Current limiting factors of sentinel lymph node biopsy are its strong dependence on accurate preoperative imaging modalities and the crude orientation provided by 1-dimensional audio-based gamma detectors for the localization of sentinel lymph nodes. The augmentation of the gamma activity of the tracer enriched lymph nodes with the optical images of the surgical scene, as presented in this feasibility study, helps the surgeon to better orient himself and focus the biopsy towards the relevant regions of the intervention site. A more targeted biopsy enables a more reliable post-operative histopathologic staging and therefore a more effective analysis of potential cancerous tissue. Breast cancer and melanoma staging based on SLNB face similar challenges. Our approach is therefore also applicable in these domains and could provide a step forward for sentinel lymph node biopsy in general.

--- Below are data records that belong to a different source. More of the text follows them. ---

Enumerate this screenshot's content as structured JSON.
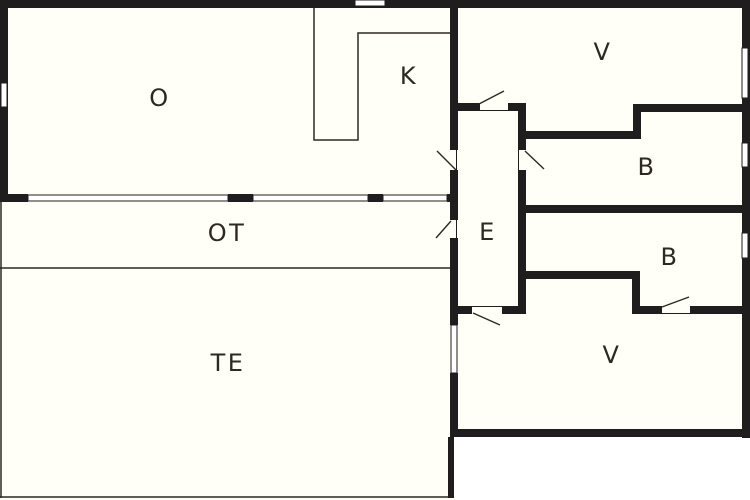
{
  "plan": {
    "type": "floor-plan",
    "canvas": {
      "width": 750,
      "height": 500
    },
    "colors": {
      "wall": "#1f1d1d",
      "interior": "#fffef7",
      "exterior": "#ffffff",
      "label": "#2b2922",
      "thin_line": "#2b2922",
      "window_fill": "#ffffff"
    },
    "rooms": [
      {
        "id": "o",
        "label": "O",
        "cx": 160,
        "cy": 98
      },
      {
        "id": "k",
        "label": "K",
        "cx": 409,
        "cy": 76
      },
      {
        "id": "v-top",
        "label": "V",
        "cx": 603,
        "cy": 52
      },
      {
        "id": "b-upper",
        "label": "B",
        "cx": 647,
        "cy": 167
      },
      {
        "id": "b-lower",
        "label": "B",
        "cx": 670,
        "cy": 257
      },
      {
        "id": "v-bottom",
        "label": "V",
        "cx": 612,
        "cy": 355
      },
      {
        "id": "e",
        "label": "E",
        "cx": 488,
        "cy": 232
      },
      {
        "id": "ot",
        "label": "OT",
        "cx": 227,
        "cy": 233
      },
      {
        "id": "te",
        "label": "TE",
        "cx": 228,
        "cy": 363
      }
    ],
    "label_font_size": 24,
    "label_letter_spacing": 2.5,
    "walls": [
      [
        0,
        0,
        750,
        8
      ],
      [
        0,
        8,
        8,
        194
      ],
      [
        8,
        194,
        20,
        8
      ],
      [
        228,
        194,
        25,
        8
      ],
      [
        368,
        194,
        15,
        8
      ],
      [
        447,
        194,
        11,
        8
      ],
      [
        450,
        8,
        8,
        142
      ],
      [
        450,
        170,
        8,
        50
      ],
      [
        450,
        238,
        8,
        87
      ],
      [
        450,
        373,
        8,
        64
      ],
      [
        448,
        437,
        6,
        61
      ],
      [
        742,
        0,
        8,
        438
      ],
      [
        450,
        429,
        300,
        8
      ],
      [
        458,
        103,
        22,
        8
      ],
      [
        508,
        103,
        18,
        8
      ],
      [
        518,
        103,
        8,
        47
      ],
      [
        518,
        170,
        8,
        144
      ],
      [
        641,
        104,
        109,
        8
      ],
      [
        633,
        104,
        8,
        35
      ],
      [
        526,
        131,
        107,
        8
      ],
      [
        518,
        205,
        232,
        8
      ],
      [
        518,
        271,
        114,
        8
      ],
      [
        632,
        271,
        8,
        43
      ],
      [
        640,
        306,
        22,
        8
      ],
      [
        690,
        306,
        60,
        8
      ],
      [
        450,
        306,
        22,
        8
      ],
      [
        502,
        306,
        24,
        8
      ]
    ],
    "windows": [
      {
        "x": 1,
        "y": 83,
        "w": 6,
        "h": 24
      },
      {
        "x": 355,
        "y": 0,
        "w": 30,
        "h": 6
      },
      {
        "x": 28,
        "y": 195,
        "w": 200,
        "h": 6
      },
      {
        "x": 253,
        "y": 195,
        "w": 115,
        "h": 6
      },
      {
        "x": 383,
        "y": 195,
        "w": 64,
        "h": 6
      },
      {
        "x": 742,
        "y": 48,
        "w": 6,
        "h": 50
      },
      {
        "x": 742,
        "y": 143,
        "w": 6,
        "h": 24
      },
      {
        "x": 742,
        "y": 233,
        "w": 6,
        "h": 25
      },
      {
        "x": 451,
        "y": 325,
        "w": 6,
        "h": 48
      }
    ],
    "door_swings": [
      [
        456,
        170,
        437,
        151
      ],
      [
        451,
        221,
        436,
        238
      ],
      [
        479,
        104,
        504,
        91
      ],
      [
        525,
        151,
        544,
        169
      ],
      [
        473,
        313,
        500,
        325
      ],
      [
        662,
        307,
        689,
        297
      ]
    ],
    "door_edges": [
      [
        456,
        150,
        1,
        20
      ],
      [
        456,
        220,
        1,
        18
      ],
      [
        480,
        110,
        28,
        1
      ],
      [
        518,
        150,
        1,
        20
      ],
      [
        472,
        306,
        30,
        1
      ],
      [
        662,
        313,
        28,
        1
      ]
    ],
    "thin_polylines": [
      [
        [
          314,
          8
        ],
        [
          314,
          140
        ],
        [
          358,
          140
        ],
        [
          358,
          33
        ],
        [
          452,
          33
        ]
      ],
      [
        [
          0,
          268
        ],
        [
          450,
          268
        ]
      ],
      [
        [
          1,
          202
        ],
        [
          1,
          498
        ]
      ],
      [
        [
          0,
          497
        ],
        [
          452,
          497
        ]
      ]
    ],
    "exterior_rects": [
      [
        454,
        437,
        296,
        63
      ]
    ]
  }
}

Next development steps of the project focus on building an improved collimator shielding to better constrain unwanted photons to reduce the background signal. Furthermore, clustering and stitching algorithms need to be developed in order to take advantage of the multiple pinhole configuration and the endoscopic camera array to improve the capturing process of the gamma activity as well as the incision. To correct for any axis misalignments between the harboring pinholes and their cameras, we envision a calibration scheme to further improve the augmentation process. A chessboard patterned object combined with a weak radioactive source and radioactive transparent corner points could be used to establish a correct point-to-point correspondence between the optical cameras and the \(\gamma \)-detector. The vision to provide a truly mobile hand-held device, as shown in Fig. 1, lastly needs integration of the crucial hardware parts into a relatively small form factor.